With the Nasdaq down around 8% from its March 5 high, it may feel like the whole world is just caving in.
The sell-off in the tech heavy index compares to the 3% decline in the S&P 500 during that same period.
But surely most of you are long-term investors, and therefore would prefer some long-term context.
Early today, Crossing Wall Street’s Eddy Elfenbein posted a seven-year chart of the Dow, the S&P 500, and the Nasdaq. It illustrated how the Nasdaq far outperformed the other two indices sharply since the beginning of the bull market in March 2009.
Jonathan Golub of RBC Capital Markets communicates a similar observation in a note to clients today.
It’s the ratio of the Nasdaq to the S&P 500 since a year ago.
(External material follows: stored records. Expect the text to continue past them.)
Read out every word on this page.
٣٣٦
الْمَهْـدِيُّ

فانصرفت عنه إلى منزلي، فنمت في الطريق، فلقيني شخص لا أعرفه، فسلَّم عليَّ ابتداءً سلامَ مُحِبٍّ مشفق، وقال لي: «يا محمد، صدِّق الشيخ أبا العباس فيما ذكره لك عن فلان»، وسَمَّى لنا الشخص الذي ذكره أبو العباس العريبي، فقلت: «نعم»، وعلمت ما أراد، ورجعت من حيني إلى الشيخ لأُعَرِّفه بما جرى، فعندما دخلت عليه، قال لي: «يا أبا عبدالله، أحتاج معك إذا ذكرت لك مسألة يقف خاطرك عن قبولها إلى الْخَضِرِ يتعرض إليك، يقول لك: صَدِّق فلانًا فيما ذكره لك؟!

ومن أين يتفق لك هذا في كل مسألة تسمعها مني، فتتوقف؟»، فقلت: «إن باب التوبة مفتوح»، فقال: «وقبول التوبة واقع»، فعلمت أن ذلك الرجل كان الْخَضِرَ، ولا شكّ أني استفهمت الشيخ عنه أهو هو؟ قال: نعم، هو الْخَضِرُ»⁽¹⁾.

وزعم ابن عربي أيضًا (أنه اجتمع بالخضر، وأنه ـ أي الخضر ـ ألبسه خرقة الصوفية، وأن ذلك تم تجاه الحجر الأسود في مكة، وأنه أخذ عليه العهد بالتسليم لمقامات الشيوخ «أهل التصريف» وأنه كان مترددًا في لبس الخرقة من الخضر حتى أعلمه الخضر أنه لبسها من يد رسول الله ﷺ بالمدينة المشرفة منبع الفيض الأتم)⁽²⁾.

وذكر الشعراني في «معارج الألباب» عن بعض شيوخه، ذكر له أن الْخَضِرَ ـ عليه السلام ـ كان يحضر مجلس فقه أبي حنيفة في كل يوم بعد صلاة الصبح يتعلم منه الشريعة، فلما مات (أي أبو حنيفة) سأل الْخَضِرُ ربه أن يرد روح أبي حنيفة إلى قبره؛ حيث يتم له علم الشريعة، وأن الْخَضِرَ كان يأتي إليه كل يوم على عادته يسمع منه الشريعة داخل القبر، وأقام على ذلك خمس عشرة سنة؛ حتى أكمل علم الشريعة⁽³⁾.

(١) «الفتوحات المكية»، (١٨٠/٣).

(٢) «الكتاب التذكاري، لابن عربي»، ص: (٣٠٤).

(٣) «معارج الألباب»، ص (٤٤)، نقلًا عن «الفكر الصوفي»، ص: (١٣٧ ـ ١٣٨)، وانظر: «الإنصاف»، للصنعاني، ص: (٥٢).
As you can see, the Nasdaq has far outpaced the S&P, and it has just barely begun to close that gap.
Basically, it shows that the Nasdaq investor is still way ahead of the S&P 500 investor in the past year.
Like many on Wall Street, Golub is reluctant to recommend selling unless a more obvious reason becomes apparent.
“While the market is roughly flat for the year, the recent leadership rotation is causing understandable angst for many investors,” he wrote. “We remain comfortable with our 2,075 S&P 500 target and cyclical sector bias, including overweights in Financials, Industrials, Discretionary and Health Care. We would be more apt to change this outlook if we saw signs of either fundamental deterioration in the economy or indications that Fed policy was negatively impacting markets. Neither of these conditions are present, in our view.”